Is backyard firepit smoke a health hazard?
Dear EarthTalk: Now that summer is coming, my neighbors will be firing up their backyard fire pits again, and I’m wondering if the wood smoke drifting in my open windows is a health hazard for my family and if I have any standing to require them to refrain? — Mitch Brasky, Reno, NV
With summer approaching, many of us are eagerly anticipating the first night we can gather with loved ones under the stars around our backyard firepits. But neighbors might have not-so-warm feelings about wood smoke entering their yards and homes. According to the U.S. Environmental Protection Agency (EPA), wood smoke is a complex mixture of gases and microscopic particles, and when these microscopic particles get into your eyes and respiratory system, they can cause health problems such as burning eyes, runny nose, and bronchitis.

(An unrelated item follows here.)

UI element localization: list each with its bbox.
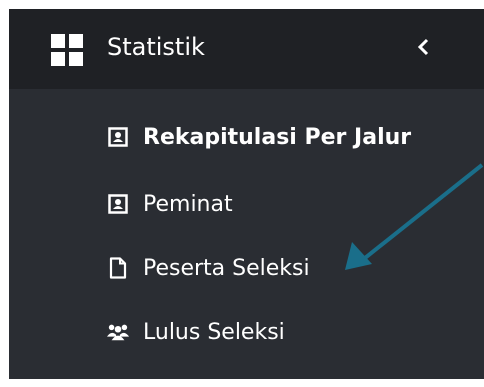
arrow-icon [345,163,484,270]
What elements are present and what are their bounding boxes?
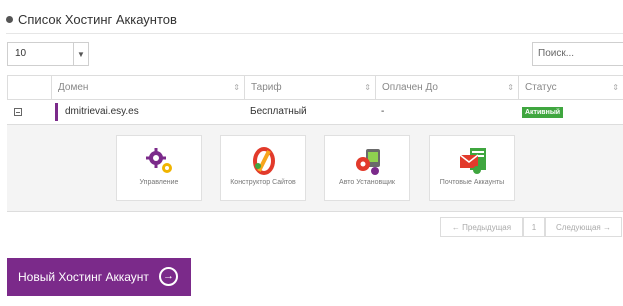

As part of its “Burn Wise” program, EPA warns that people who have heart or lung disease, such as congestive heart failure, angina, chronic obstructive pulmonary disease, emphysema or asthma, should especially limit their exposures to wood smoke. If you’re concerned about smoke emitting from a neighbor’s fire pit, speak to your neighbor about the matter. If the smoke remains an issue, contact your local health or fire department to determine further action.
If you’re in the market to buy a fire pit and would like to avoid having smoke drift into your neighbor’s yard or home, some models are specially designed to reduce smoke output. The American-made Backyard Firefly fire pit, for example, utilizes a vertical design that causes the smoke to be combusted in the fire and the remainder to rise vertically, reducing air pollution by over 50 percent from conventional campfires. There are also a multitude of beautifully designed natural gas fire pits currently available. Natural gas fire pits won’t produce smoke, will instantly light and won’t have to be cleaned like wood-burning fire pits that accumulate ash and soot residue.

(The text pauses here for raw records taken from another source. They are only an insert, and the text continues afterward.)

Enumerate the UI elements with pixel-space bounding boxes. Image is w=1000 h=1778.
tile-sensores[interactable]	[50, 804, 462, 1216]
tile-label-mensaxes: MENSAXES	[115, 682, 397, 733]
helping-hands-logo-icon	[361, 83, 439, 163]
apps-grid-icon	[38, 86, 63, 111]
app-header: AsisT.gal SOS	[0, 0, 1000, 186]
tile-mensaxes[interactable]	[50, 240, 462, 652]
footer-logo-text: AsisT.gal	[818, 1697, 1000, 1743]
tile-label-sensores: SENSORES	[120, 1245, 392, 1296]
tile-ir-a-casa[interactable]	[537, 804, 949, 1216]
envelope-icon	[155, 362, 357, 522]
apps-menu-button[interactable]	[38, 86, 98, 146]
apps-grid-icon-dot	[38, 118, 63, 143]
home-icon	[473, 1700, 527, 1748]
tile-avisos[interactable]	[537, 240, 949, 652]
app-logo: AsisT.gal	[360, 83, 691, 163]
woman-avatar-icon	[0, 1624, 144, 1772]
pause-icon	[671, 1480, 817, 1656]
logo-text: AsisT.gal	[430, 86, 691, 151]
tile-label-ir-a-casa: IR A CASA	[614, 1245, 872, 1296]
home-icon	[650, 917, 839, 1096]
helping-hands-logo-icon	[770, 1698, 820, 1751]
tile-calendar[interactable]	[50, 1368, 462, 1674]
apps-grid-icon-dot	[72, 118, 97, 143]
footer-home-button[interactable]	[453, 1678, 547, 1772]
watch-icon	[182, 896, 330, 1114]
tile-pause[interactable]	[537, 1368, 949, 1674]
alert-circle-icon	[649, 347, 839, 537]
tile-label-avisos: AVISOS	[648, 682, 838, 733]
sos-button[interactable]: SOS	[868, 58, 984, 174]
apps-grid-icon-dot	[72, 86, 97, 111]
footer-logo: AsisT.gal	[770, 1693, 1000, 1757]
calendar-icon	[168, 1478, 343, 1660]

If you already own a wood-burning backyard fire pit, you can replace conventional wood with certain varieties of Duraflame Logs. Duraflame Stax logs are shaped like split wood and burn with the same charred appearance and crackling sounds of a wood fire, but with half the hazardous air pollutants of an equivalent wood fire. Duraflame Campfire Roasting Logs create hot coals safe for roasting marshmallows, hot dogs or cooking other campfire foods and produce 60 percent less particulate emissions than an equivalent wood fire. No trees are cut down to produce these logs and they are made of 100 percent renewable resources.
For those who own a wood-burning fire pit and would like to continue using conventional chopped wood, the EPA Burn Wise program advises to use only properly dried wood, because wet wood can create excessive smoke. To allow wood to properly dry, stack wood away from buildings on rails in a single row with the split side down. Cracked ends on the wood typically means its dry enough to burn, or you can purchase a moisture meter to test the moisture level in the wood. “Moisture meters that allow you to test the moisture level in wood are available in all sizes and can cost as little as $20,” the EPA states. “Properly dried wood should have a reading of 20 percent or less. Dry wood creates a hotter fire. Hotter fires save wood – ultimately saving you time and money.”